American efforts to cross the Atlantic by air date back to the spring of 1914 when the flying-boat America was built to the order of Rodman Wanamaker. She was a large seaplane, a new departure in her time, and represented the combined effort of a number of the best seaplane designers in the world. Lieut. John C. Porte, of the Royal Navy, came over from England to be pilot of the boat, and after her tests in August she was to have made her flight. But Porte was recalled by his government at the outbreak of war and the project given up.

In the latter half of 1918 the naval seaplane NC-1 was delivered to the Rockaway Naval Air Station—the largest seaplane ever built on this side of the water. She was originally planned, with three sister ships, as an aerial submarine-chaser. One hundred and twenty-six feet from wing-tip to wing-tip, she was equipped with three big Liberty motors—a monster seaplane, ideally suited to the purpose for which she was designed.

The signing of the armistice interfered with her use as a submarine scout, and naval plans for crossing the ocean in the air were brought from their pigeonholes. The NC-1 and her sister ships under construction appeared to have been built for just such a flight. When the war ended, the navy as a whole, and the naval air service in particular, concentrated attention on the possibilities of using the NC planes for the flight. One of the first decisions made was to increase the engine power by adding a fourth engine, and to enlarge the gasolene-tanks for a long flight.

Early in March of this year it became apparent that the spring or early summer would see several attempts to cross the ocean by air. On March 19th it was reported from England that the unfortunate Sopwith machine with its lucky team of Harry G. Hawker and Lieut.-Commander Mackenzie Grieve had started from England for Newfoundland. At the same time announcement was made that naval officers had been conferring over their Atlantic flight plans, and that a start would be attempted some time in May.

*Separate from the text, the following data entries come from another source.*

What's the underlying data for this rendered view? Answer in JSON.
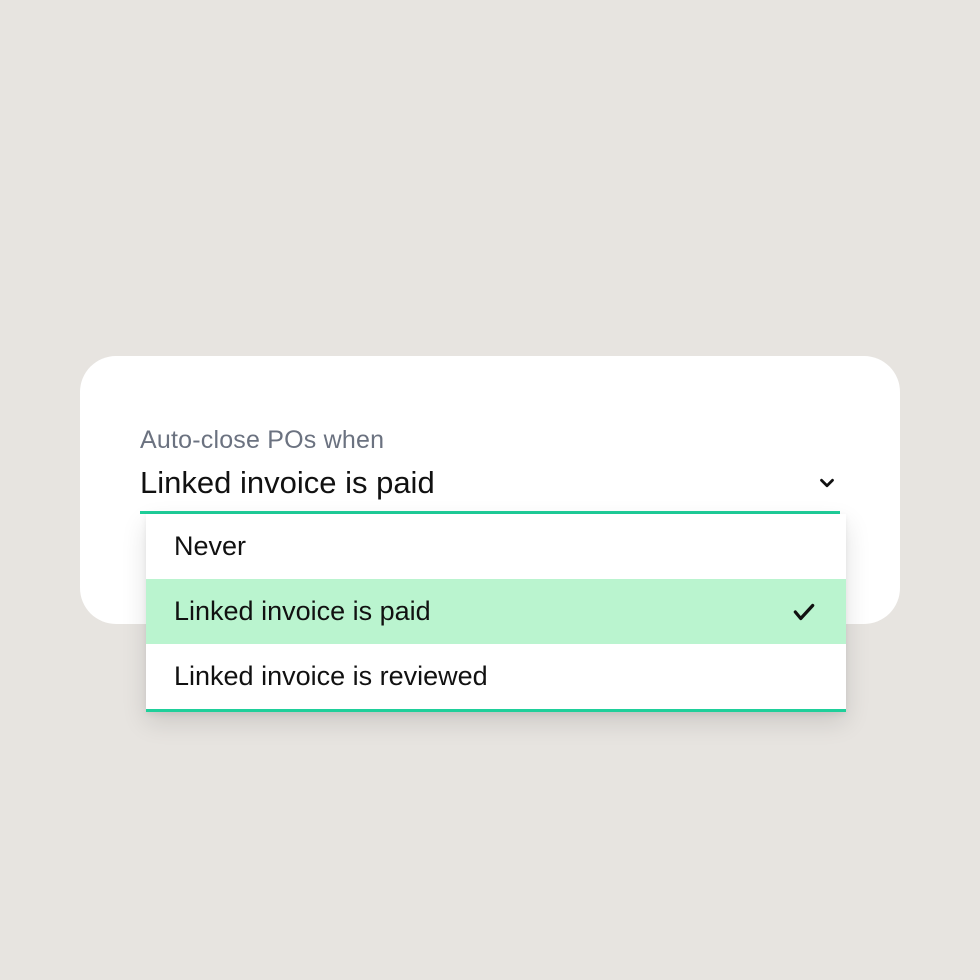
{
  "field": {
    "label": "Auto-close POs when",
    "selected": "Linked invoice is paid",
    "options": [
      {
        "label": "Never",
        "selected": false
      },
      {
        "label": "Linked invoice is paid",
        "selected": true
      },
      {
        "label": "Linked invoice is reviewed",
        "selected": false
      }
    ]
  }
}
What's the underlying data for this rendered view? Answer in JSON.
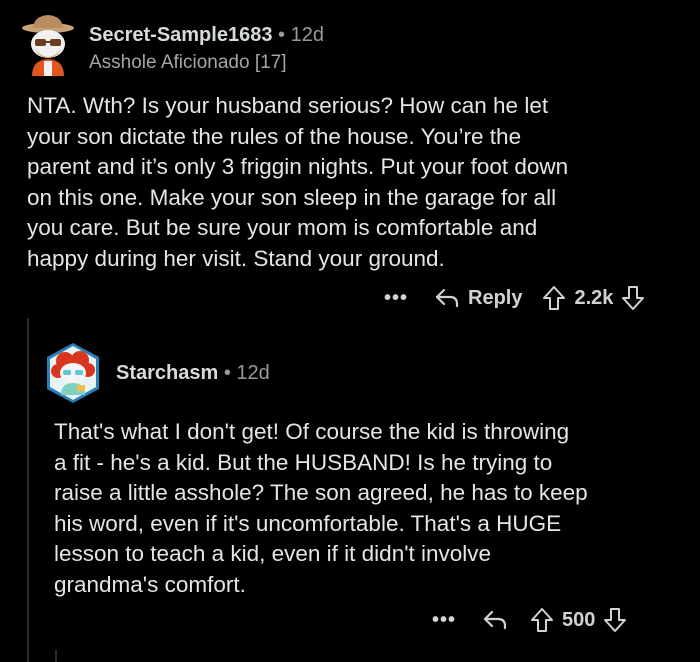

As a matter of fact, a great deal of work had been done in secret by Commander John H. Towers, Lieut.-Commander Albert C. Read, and Lieut.-Commander Patrick N.L. Bellinger. As early as February 24th a conference was held in Washington and a date of May 15th or 16th for the flight from Newfoundland was set. This date coincided with a full moon over the North Atlantic, and the machines started May 16th from Trepassey.

There were really only three routes open to pilots anxious to make the first crossing of the Atlantic. There was the flight straight from Newfoundland to Ireland, a matter of about one thousand nine hundred miles of straight flying, with the possibility of favoring winds. There was the Newfoundland-Azores route which the Americans took, and the route from Dakar, French Senegal, to Pernambuco, Brazil, which French fliers attempted. In addition there was the possibility of flight from Ireland to Newfoundland, given up by Major Woods, pilot of the Short biplane, after his forced landing in the Irish Sea.

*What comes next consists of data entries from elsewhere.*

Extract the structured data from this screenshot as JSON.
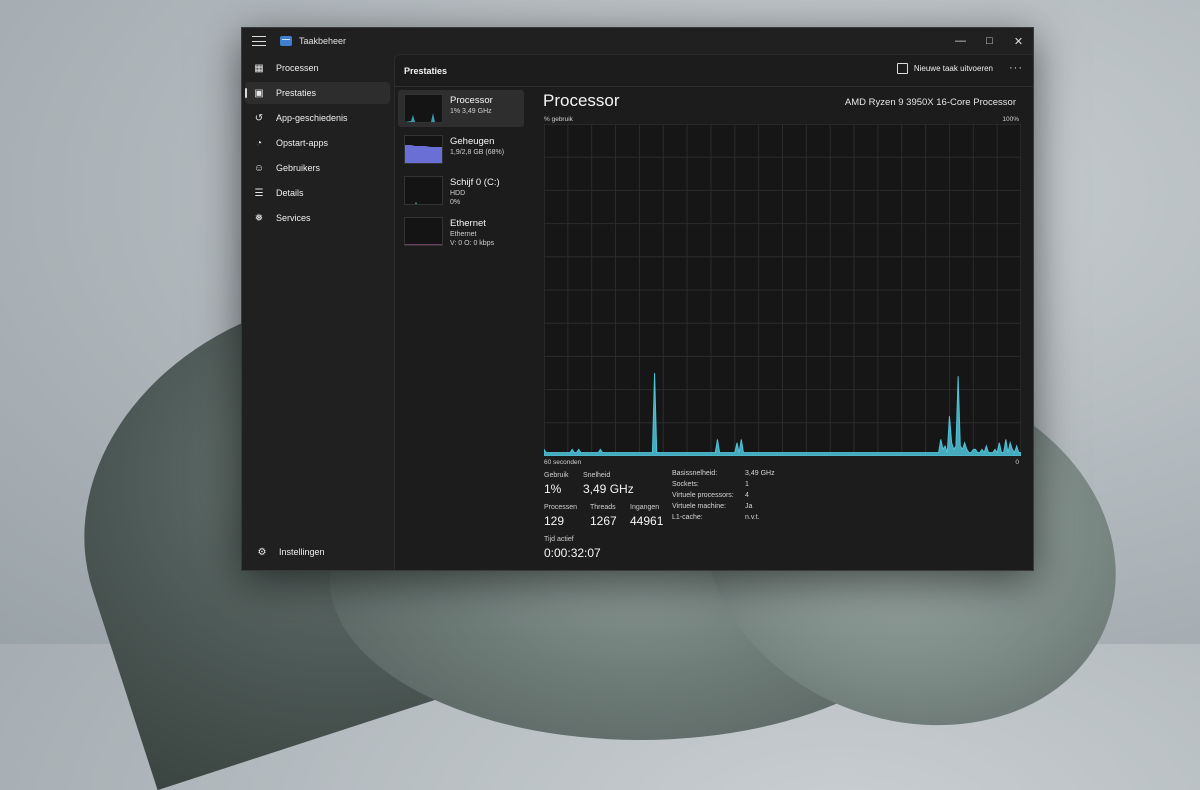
{
  "window": {
    "title": "Taakbeheer"
  },
  "sidebar": {
    "items": [
      {
        "label": "Processen",
        "icon": "grid-icon"
      },
      {
        "label": "Prestaties",
        "icon": "performance-icon",
        "active": true
      },
      {
        "label": "App-geschiedenis",
        "icon": "history-icon"
      },
      {
        "label": "Opstart-apps",
        "icon": "speedometer-icon"
      },
      {
        "label": "Gebruikers",
        "icon": "users-icon"
      },
      {
        "label": "Details",
        "icon": "list-icon"
      },
      {
        "label": "Services",
        "icon": "puzzle-icon"
      }
    ],
    "settings_label": "Instellingen"
  },
  "header": {
    "title": "Prestaties",
    "run_task_label": "Nieuwe taak uitvoeren",
    "more_label": "···"
  },
  "devices": [
    {
      "name": "Processor",
      "sub1": "1% 3,49 GHz",
      "sub2": ""
    },
    {
      "name": "Geheugen",
      "sub1": "1,9/2,8 GB (68%)",
      "sub2": ""
    },
    {
      "name": "Schijf 0 (C:)",
      "sub1": "HDD",
      "sub2": "0%"
    },
    {
      "name": "Ethernet",
      "sub1": "Ethernet",
      "sub2": "V: 0 O: 0 kbps"
    }
  ],
  "panel": {
    "title": "Processor",
    "model": "AMD Ryzen 9 3950X 16-Core Processor",
    "graph_label_left": "% gebruik",
    "graph_label_right": "100%",
    "axis_left": "60 seconden",
    "axis_right": "0"
  },
  "chart_data": {
    "type": "area",
    "ylabel": "% gebruik",
    "xlabel": "60 seconden",
    "ylim": [
      0,
      100
    ],
    "grid": true,
    "series_color": "#4fc3d9",
    "values": [
      2,
      1,
      1,
      1,
      1,
      1,
      1,
      1,
      1,
      1,
      1,
      1,
      1,
      2,
      1,
      1,
      2,
      1,
      1,
      1,
      1,
      1,
      1,
      1,
      1,
      1,
      2,
      1,
      1,
      1,
      1,
      1,
      1,
      1,
      1,
      1,
      1,
      1,
      1,
      1,
      1,
      1,
      1,
      1,
      1,
      1,
      1,
      1,
      1,
      1,
      1,
      25,
      1,
      1,
      1,
      1,
      1,
      1,
      1,
      1,
      1,
      1,
      1,
      1,
      1,
      1,
      1,
      1,
      1,
      1,
      1,
      1,
      1,
      1,
      1,
      1,
      1,
      1,
      1,
      1,
      5,
      1,
      1,
      1,
      1,
      1,
      1,
      1,
      1,
      4,
      1,
      5,
      1,
      1,
      1,
      1,
      1,
      1,
      1,
      1,
      1,
      1,
      1,
      1,
      1,
      1,
      1,
      1,
      1,
      1,
      1,
      1,
      1,
      1,
      1,
      1,
      1,
      1,
      1,
      1,
      1,
      1,
      1,
      1,
      1,
      1,
      1,
      1,
      1,
      1,
      1,
      1,
      1,
      1,
      1,
      1,
      1,
      1,
      1,
      1,
      1,
      1,
      1,
      1,
      1,
      1,
      1,
      1,
      1,
      1,
      1,
      1,
      1,
      1,
      1,
      1,
      1,
      1,
      1,
      1,
      1,
      1,
      1,
      1,
      1,
      1,
      1,
      1,
      1,
      1,
      1,
      1,
      1,
      1,
      1,
      1,
      1,
      1,
      1,
      1,
      1,
      1,
      1,
      5,
      2,
      3,
      1,
      12,
      4,
      2,
      3,
      24,
      3,
      2,
      4,
      2,
      1,
      1,
      2,
      2,
      1,
      1,
      2,
      1,
      3,
      1,
      1,
      1,
      2,
      1,
      4,
      1,
      1,
      5,
      1,
      4,
      2,
      1,
      3,
      1,
      1
    ]
  },
  "stats": {
    "usage_label": "Gebruik",
    "usage_value": "1%",
    "speed_label": "Snelheid",
    "speed_value": "3,49 GHz",
    "processes_label": "Processen",
    "processes_value": "129",
    "threads_label": "Threads",
    "threads_value": "1267",
    "handles_label": "Ingangen",
    "handles_value": "44961",
    "uptime_label": "Tijd actief",
    "uptime_value": "0:00:32:07"
  },
  "specs": [
    {
      "key": "Basissnelheid:",
      "value": "3,49 GHz"
    },
    {
      "key": "Sockets:",
      "value": "1"
    },
    {
      "key": "Virtuele processors:",
      "value": "4"
    },
    {
      "key": "Virtuele machine:",
      "value": "Ja"
    },
    {
      "key": "L1-cache:",
      "value": "n.v.t."
    }
  ]
}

The great question of a flight straight across the Atlantic was that of fuel consumption. Could a machine be devised which would carry enough fuel to fly across one thousand nine hundred miles of water? The Sopwith Aviation Company designed their machine for such a flight, but sent it out to Newfoundland to catch and take advantage of the prevailing west winds across the North Atlantic. The story of the six weeks' wait for favorable weather, and the desperate take-off to beat the American plane, the NC-4, at the Azores, make it appear doubtful whether such winds are to be relied upon.

The American planes took advantage of those winds in their flight to the Azores, that much is certain. But they were well protected with destroyers, were not pushing their planes to the limit, and did not depend upon favoring winds. That the NC-1 and the NC-3 reached the Azores, but did not make safe landings in the harbor after their long flight, is one of the fortunes of flying which must not reflect upon the American effort as a whole.

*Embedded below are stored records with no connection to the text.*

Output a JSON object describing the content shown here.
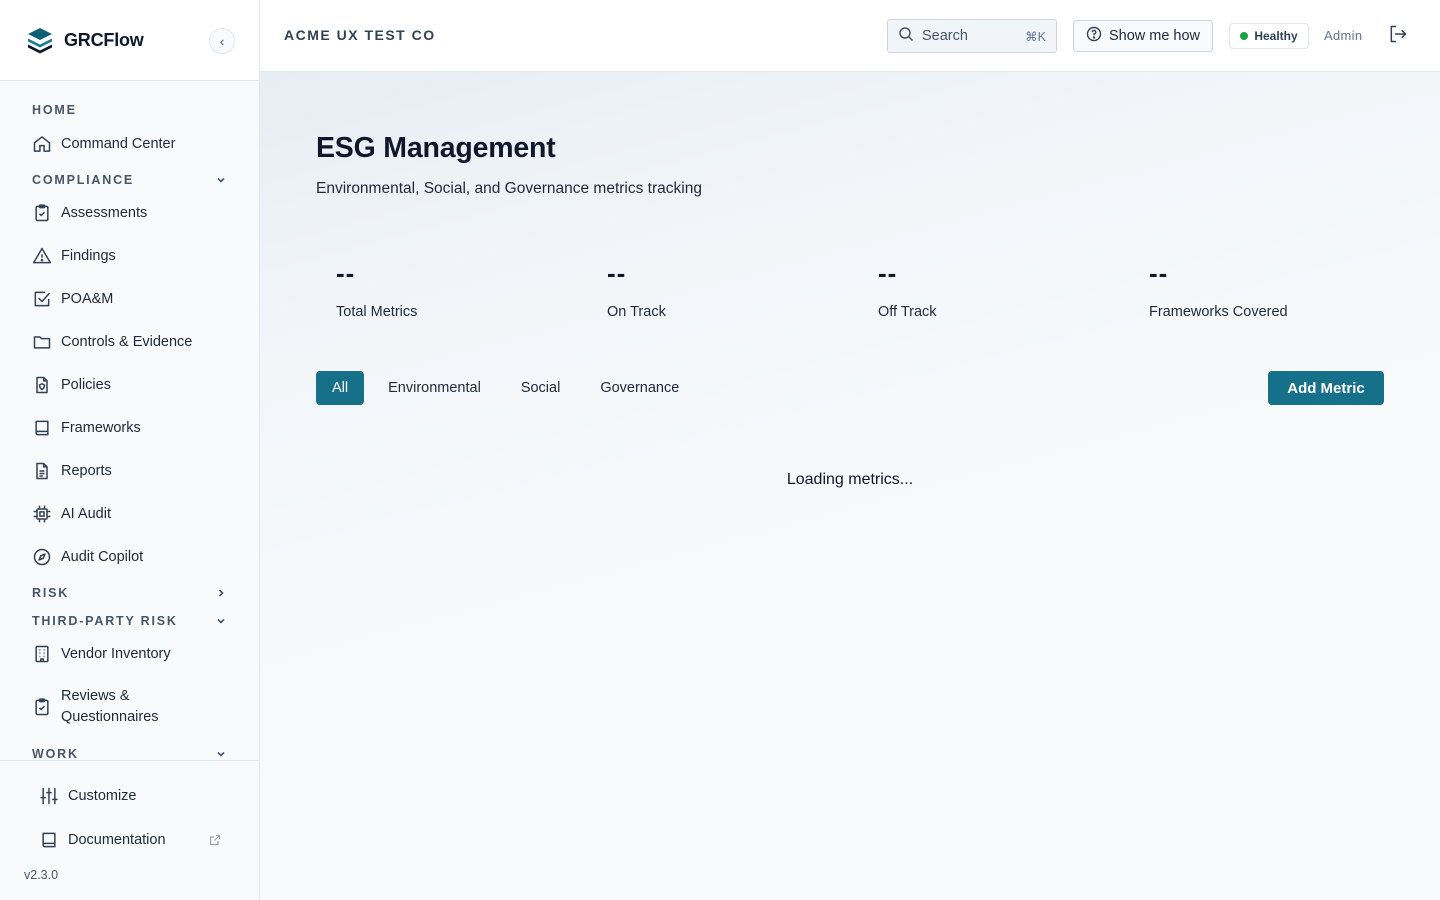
{
  "app": {
    "name": "GRCFlow",
    "version": "v2.3.0"
  },
  "colors": {
    "accent": "#16708a",
    "healthy_dot": "#16a34a"
  },
  "sidebar": {
    "collapse_glyph": "‹",
    "sections": {
      "home": "HOME",
      "compliance": "COMPLIANCE",
      "risk": "RISK",
      "third_party_risk": "THIRD-PARTY RISK",
      "work": "WORK"
    },
    "items": {
      "command_center": "Command Center",
      "assessments": "Assessments",
      "findings": "Findings",
      "poam": "POA&M",
      "controls_evidence": "Controls & Evidence",
      "policies": "Policies",
      "frameworks": "Frameworks",
      "reports": "Reports",
      "ai_audit": "AI Audit",
      "audit_copilot": "Audit Copilot",
      "vendor_inventory": "Vendor Inventory",
      "reviews_line1": "Reviews &",
      "reviews_line2": "Questionnaires"
    },
    "bottom": {
      "customize": "Customize",
      "documentation": "Documentation"
    }
  },
  "header": {
    "org_name": "ACME UX TEST CO",
    "search_label": "Search",
    "search_shortcut": "⌘K",
    "show_me_how": "Show me how",
    "health_status": "Healthy",
    "user_role": "Admin"
  },
  "page": {
    "title": "ESG Management",
    "subtitle": "Environmental, Social, and Governance metrics tracking",
    "stats": [
      {
        "value": "--",
        "label": "Total Metrics"
      },
      {
        "value": "--",
        "label": "On Track"
      },
      {
        "value": "--",
        "label": "Off Track"
      },
      {
        "value": "--",
        "label": "Frameworks Covered"
      }
    ],
    "tabs": [
      "All",
      "Environmental",
      "Social",
      "Governance"
    ],
    "active_tab": "All",
    "add_button": "Add Metric",
    "loading_text": "Loading metrics..."
  }
}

The French route which Lieutenant Fontan, of the French army, tried twice, and on which he was twice forced to land because of engine trouble, was laid to take advantage of favoring winds. Across the South Atlantic the winds prevail in the spring of the year from east to west, contrary to the winds on the northern course. A twenty-mile wind at the back of a flier jumping the one thousand eight hundred miles across this bit of water would add just twenty miles an hour to the ground speed of the machine.

Capt. John Alcock and Lieut. Arthur Whitten Brown startled the entire world on June 15, 1919, with the success of their straight flight from Newfoundland to Ireland, covering 1,960 land miles in 16 hours and 12 minutes, at an average speed of 120 miles an hour. Not only was this the longest non-stop flight over land or water on record, but the greatest international sporting event. As such, though credit for the first flight of the Atlantic belongs to the American NC-4, it eclipses for daring the flight of the American navy. The Vickers-Vimy plane left St. John's, Newfoundland, on June 14th, at 4.29 p.m., Greenwich mean time, and landed at Clifden, Ireland, on June 15th, at 8.40 a.m., Greenwich mean time. The machine was equipped with two 375-horse-power Rolls-Royce Eagle engines, and had a wing span of 67 feet and measured 42 feet 8 inches over all.